Soaring costs expected to accompany huge crowds in town for the Jan. 20 inauguration of Barack Obama could stick cash-strapped Washington, D.C., with a record-breaking bill for services.These estimates for four million people showing up are way overblown. Once those from far-flung regions of the country take a look at the late January forecast in DC, watching at home will be a far better option.
Security and capacity measures recommended by the District’s congressional delegate Eleanor Holmes Norton and others will almost certainly surpass the $15 million the federal government gives to the District each year to defray the cost of events, Norton said.

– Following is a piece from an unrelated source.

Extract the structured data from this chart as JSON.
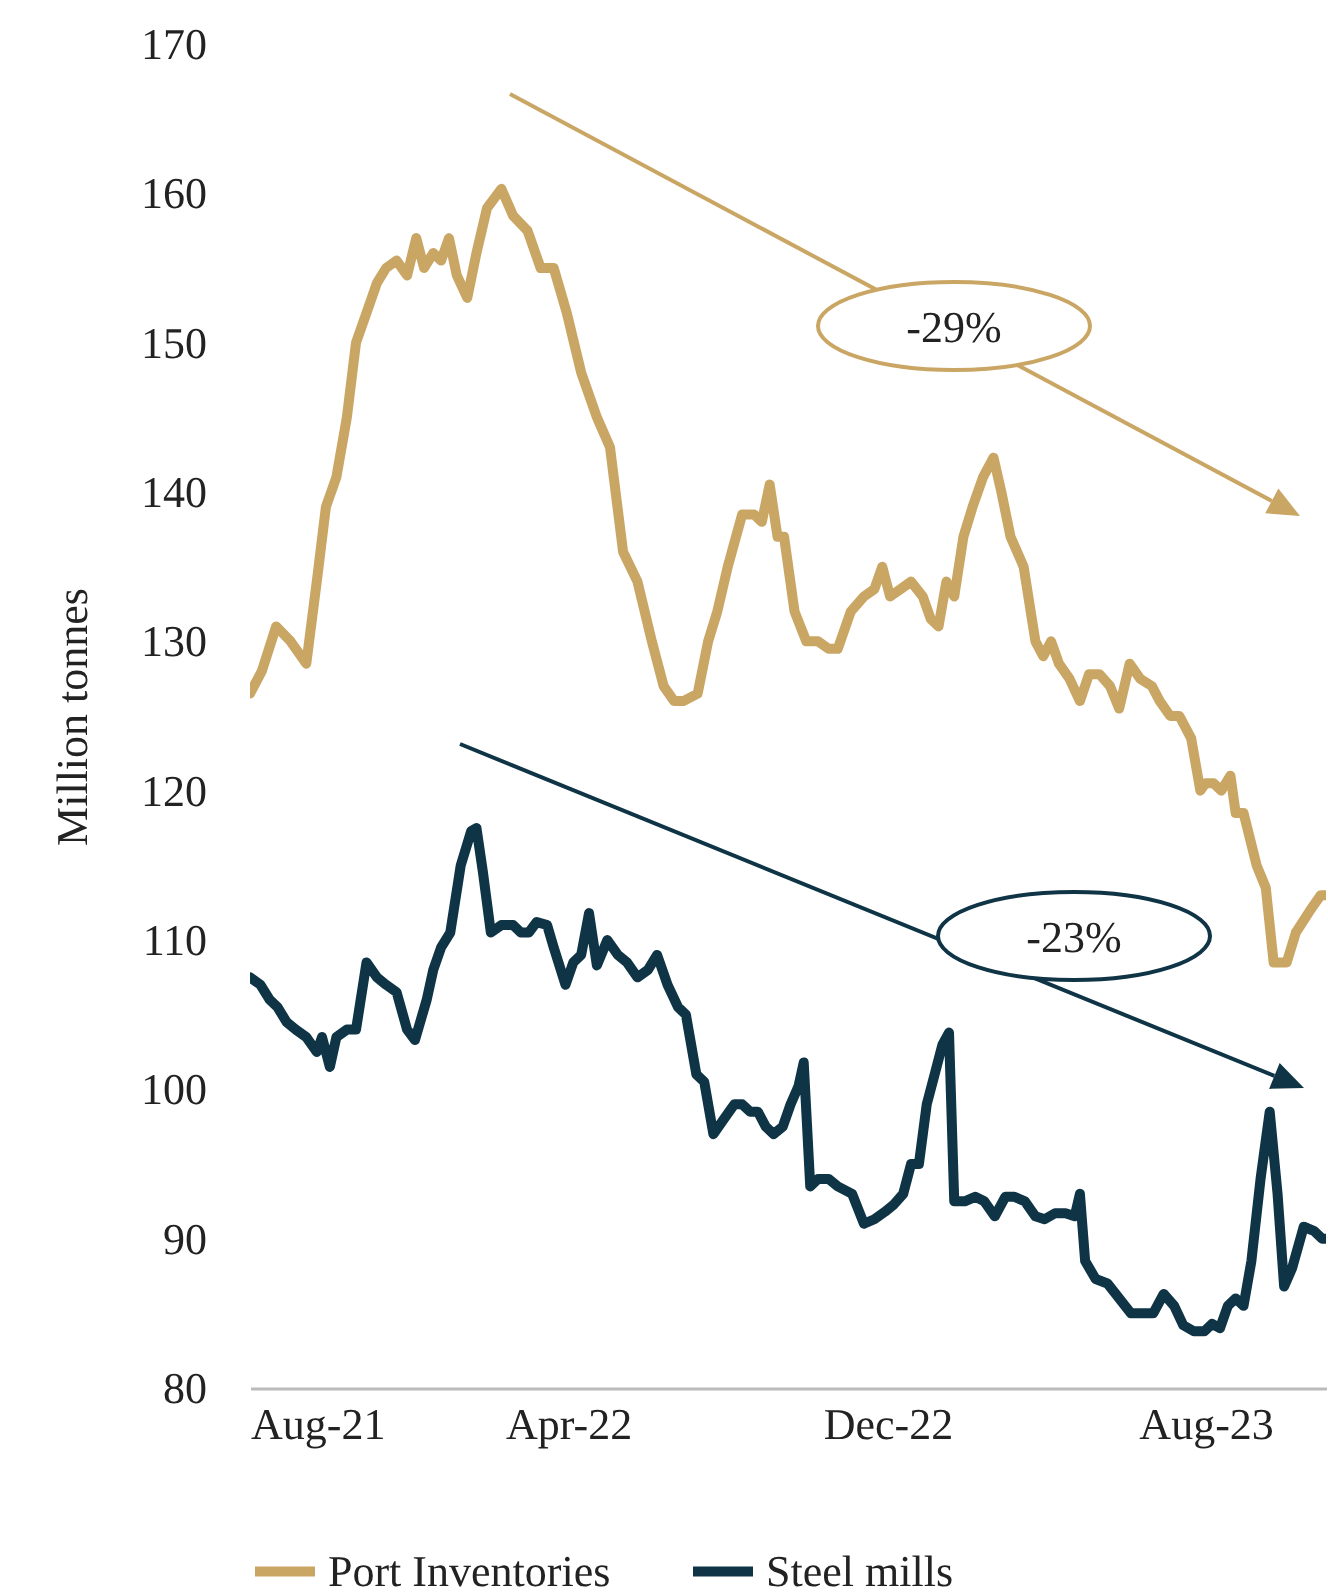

In 2005, with an estimated 300,000 in attendance, the second inauguration of President Bush cost the city more than $17 million, some of which was reimbursed with federal funds. This year, officials estimate nearly five times that many people for the swearing in of President-elect Barack Obama.
Police Chief Cathy Lanier expects to use an additional 4,000 police officers from all over the country in addition to her 4,000-member force, she said earlier this month. The city’s inaugural budget allows for only 3,000 extra uniformed officers.

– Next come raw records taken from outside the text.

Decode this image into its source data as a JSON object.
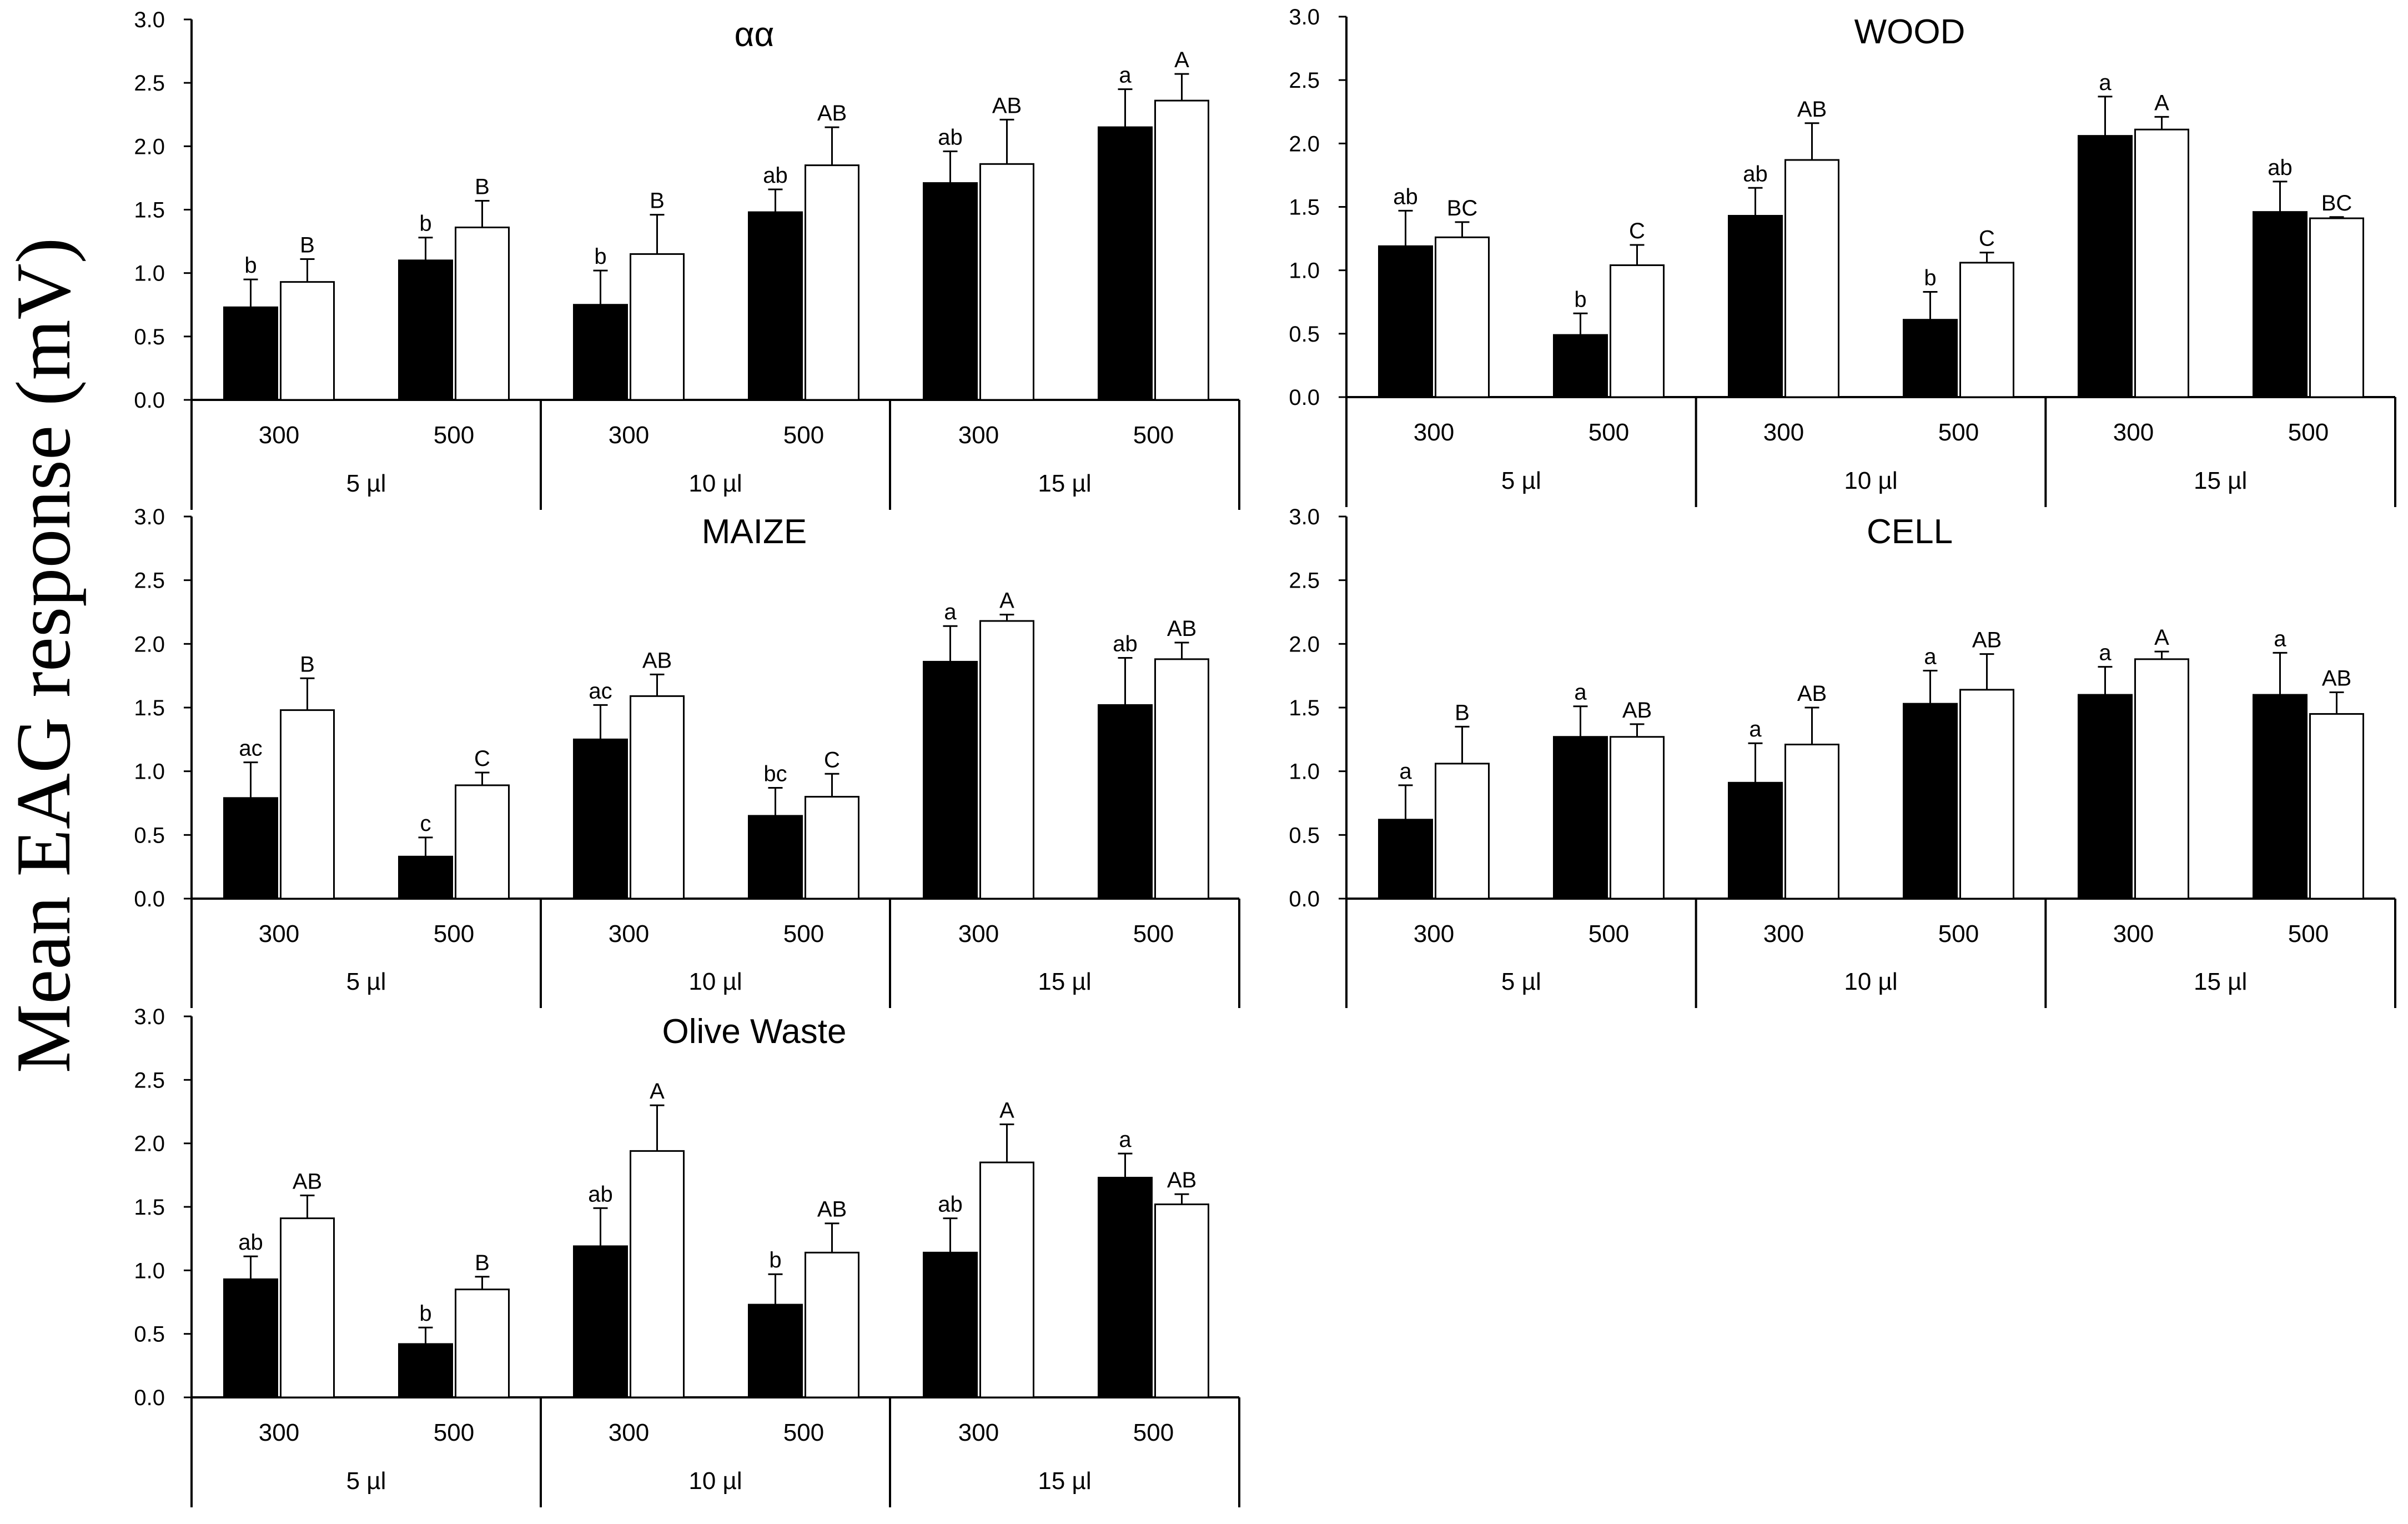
{
  "y_axis_title": "Mean EAG response (mV)",
  "colors": {
    "black_bar": "#000000",
    "white_bar": "#ffffff",
    "axis": "#000000"
  },
  "chart_data": [
    {
      "type": "bar",
      "title": "αα",
      "xlabel": "",
      "ylabel": "Mean EAG response (mV)",
      "ylim": [
        0,
        3.0
      ],
      "yticks": [
        "0.0",
        "0.5",
        "1.0",
        "1.5",
        "2.0",
        "2.5",
        "3.0"
      ],
      "groups": [
        "5 µl",
        "10 µl",
        "15 µl"
      ],
      "categories": [
        "300",
        "500",
        "300",
        "500",
        "300",
        "500"
      ],
      "series": [
        {
          "name": "black",
          "values": [
            0.73,
            1.1,
            0.75,
            1.48,
            1.71,
            2.15
          ],
          "errors": [
            0.22,
            0.18,
            0.27,
            0.18,
            0.25,
            0.3
          ],
          "labels": [
            "b",
            "b",
            "b",
            "ab",
            "ab",
            "a"
          ]
        },
        {
          "name": "white",
          "values": [
            0.93,
            1.36,
            1.15,
            1.85,
            1.86,
            2.36
          ],
          "errors": [
            0.18,
            0.21,
            0.31,
            0.3,
            0.35,
            0.21
          ],
          "labels": [
            "B",
            "B",
            "B",
            "AB",
            "AB",
            "A"
          ]
        }
      ]
    },
    {
      "type": "bar",
      "title": "WOOD",
      "xlabel": "",
      "ylabel": "Mean EAG response (mV)",
      "ylim": [
        0,
        3.0
      ],
      "yticks": [
        "0.0",
        "0.5",
        "1.0",
        "1.5",
        "2.0",
        "2.5",
        "3.0"
      ],
      "groups": [
        "5 µl",
        "10 µl",
        "15 µl"
      ],
      "categories": [
        "300",
        "500",
        "300",
        "500",
        "300",
        "500"
      ],
      "series": [
        {
          "name": "black",
          "values": [
            1.19,
            0.49,
            1.43,
            0.61,
            2.06,
            1.46
          ],
          "errors": [
            0.28,
            0.17,
            0.22,
            0.22,
            0.31,
            0.24
          ],
          "labels": [
            "ab",
            "b",
            "ab",
            "b",
            "a",
            "ab"
          ]
        },
        {
          "name": "white",
          "values": [
            1.26,
            1.04,
            1.87,
            1.06,
            2.11,
            1.41
          ],
          "errors": [
            0.12,
            0.16,
            0.29,
            0.08,
            0.1,
            0.01
          ],
          "labels": [
            "BC",
            "C",
            "AB",
            "C",
            "A",
            "BC"
          ]
        }
      ]
    },
    {
      "type": "bar",
      "title": "MAIZE",
      "xlabel": "",
      "ylabel": "Mean EAG response (mV)",
      "ylim": [
        0,
        3.0
      ],
      "yticks": [
        "0.0",
        "0.5",
        "1.0",
        "1.5",
        "2.0",
        "2.5",
        "3.0"
      ],
      "groups": [
        "5 µl",
        "10 µl",
        "15 µl"
      ],
      "categories": [
        "300",
        "500",
        "300",
        "500",
        "300",
        "500"
      ],
      "series": [
        {
          "name": "black",
          "values": [
            0.79,
            0.33,
            1.25,
            0.65,
            1.86,
            1.52
          ],
          "errors": [
            0.28,
            0.15,
            0.27,
            0.22,
            0.28,
            0.37
          ],
          "labels": [
            "ac",
            "c",
            "ac",
            "bc",
            "a",
            "ab"
          ]
        },
        {
          "name": "white",
          "values": [
            1.48,
            0.89,
            1.59,
            0.8,
            2.18,
            1.88
          ],
          "errors": [
            0.25,
            0.1,
            0.17,
            0.18,
            0.05,
            0.13
          ],
          "labels": [
            "B",
            "C",
            "AB",
            "C",
            "A",
            "AB"
          ]
        }
      ]
    },
    {
      "type": "bar",
      "title": "CELL",
      "xlabel": "",
      "ylabel": "Mean EAG response (mV)",
      "ylim": [
        0,
        3.0
      ],
      "yticks": [
        "0.0",
        "0.5",
        "1.0",
        "1.5",
        "2.0",
        "2.5",
        "3.0"
      ],
      "groups": [
        "5 µl",
        "10 µl",
        "15 µl"
      ],
      "categories": [
        "300",
        "500",
        "300",
        "500",
        "300",
        "500"
      ],
      "series": [
        {
          "name": "black",
          "values": [
            0.62,
            1.27,
            0.91,
            1.53,
            1.6,
            1.6
          ],
          "errors": [
            0.27,
            0.24,
            0.31,
            0.26,
            0.22,
            0.33
          ],
          "labels": [
            "a",
            "a",
            "a",
            "a",
            "a",
            "a"
          ]
        },
        {
          "name": "white",
          "values": [
            1.06,
            1.27,
            1.21,
            1.64,
            1.88,
            1.45
          ],
          "errors": [
            0.29,
            0.1,
            0.29,
            0.28,
            0.06,
            0.17
          ],
          "labels": [
            "B",
            "AB",
            "AB",
            "AB",
            "A",
            "AB"
          ]
        }
      ]
    },
    {
      "type": "bar",
      "title": "Olive Waste",
      "xlabel": "",
      "ylabel": "Mean EAG response (mV)",
      "ylim": [
        0,
        3.0
      ],
      "yticks": [
        "0.0",
        "0.5",
        "1.0",
        "1.5",
        "2.0",
        "2.5",
        "3.0"
      ],
      "groups": [
        "5 µl",
        "10 µl",
        "15 µl"
      ],
      "categories": [
        "300",
        "500",
        "300",
        "500",
        "300",
        "500"
      ],
      "series": [
        {
          "name": "black",
          "values": [
            0.93,
            0.42,
            1.19,
            0.73,
            1.14,
            1.73
          ],
          "errors": [
            0.18,
            0.13,
            0.3,
            0.24,
            0.27,
            0.19
          ],
          "labels": [
            "ab",
            "b",
            "ab",
            "b",
            "ab",
            "a"
          ]
        },
        {
          "name": "white",
          "values": [
            1.41,
            0.85,
            1.94,
            1.14,
            1.85,
            1.52
          ],
          "errors": [
            0.18,
            0.1,
            0.36,
            0.23,
            0.3,
            0.08
          ],
          "labels": [
            "AB",
            "B",
            "A",
            "AB",
            "A",
            "AB"
          ]
        }
      ]
    }
  ]
}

“There will be an additional amount necessary to handle the unprecedented crowds, and I am now working with my colleagues to deal with that amount,” Norton said, adding “it’s an outrage to have costs incurred for federal events.”

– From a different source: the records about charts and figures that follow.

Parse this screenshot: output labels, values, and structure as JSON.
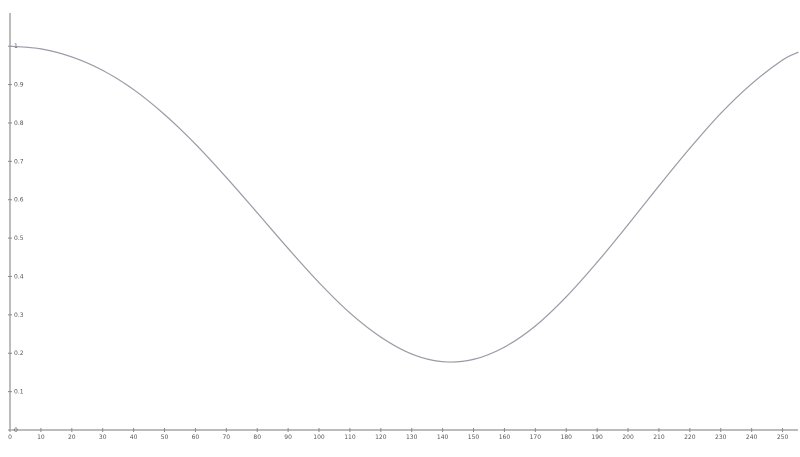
{
  "chart_data": {
    "type": "line",
    "title": "",
    "xlabel": "",
    "ylabel": "",
    "corner_label": "",
    "xlim": [
      0,
      255
    ],
    "ylim": [
      0,
      1.05
    ],
    "grid": false,
    "x_ticks": [
      0,
      10,
      20,
      30,
      40,
      50,
      60,
      70,
      80,
      90,
      100,
      110,
      120,
      130,
      140,
      150,
      160,
      170,
      180,
      190,
      200,
      210,
      220,
      230,
      240,
      250
    ],
    "y_ticks": [
      0,
      0.1,
      0.2,
      0.3,
      0.4,
      0.5,
      0.6,
      0.7,
      0.8,
      0.9,
      1
    ],
    "series": [
      {
        "x": [
          0,
          10,
          20,
          30,
          40,
          50,
          60,
          70,
          80,
          90,
          100,
          110,
          120,
          130,
          140,
          150,
          160,
          170,
          180,
          190,
          200,
          210,
          220,
          230,
          240,
          250,
          255
        ],
        "values": [
          1.0,
          0.993,
          0.972,
          0.937,
          0.887,
          0.822,
          0.745,
          0.658,
          0.566,
          0.473,
          0.384,
          0.305,
          0.242,
          0.198,
          0.178,
          0.184,
          0.216,
          0.271,
          0.347,
          0.437,
          0.535,
          0.636,
          0.734,
          0.825,
          0.902,
          0.964,
          0.984
        ],
        "color": "#9a9aa6"
      }
    ]
  }
}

None of that will stop the fat-cat celebutards from showing up. Here's an idea: Maybe they can help pay the tab.
Hollywood celebrities are using their sparkle to lure DC powerbrokers to an A-list party celebrating Barack Obama's inauguration - while hitting up corporations and lobby firms for $150,000 to join the action.Five million? C'mon. Yesterday it was four million. Let's not get out of hand here.
Spike Lee, Susan Sarandon and Anne Hathaway are just some of the big names on the long roster of celebs hosting the Creative Coalition's Gala Inaugural Ball the night Obama gets sworn in.
Attendees would be among some 5 million people expected to flock to the historic inauguration. The largest inaugural to date was Lyndon B. Johnson's in 1965, which drew 1.2 million.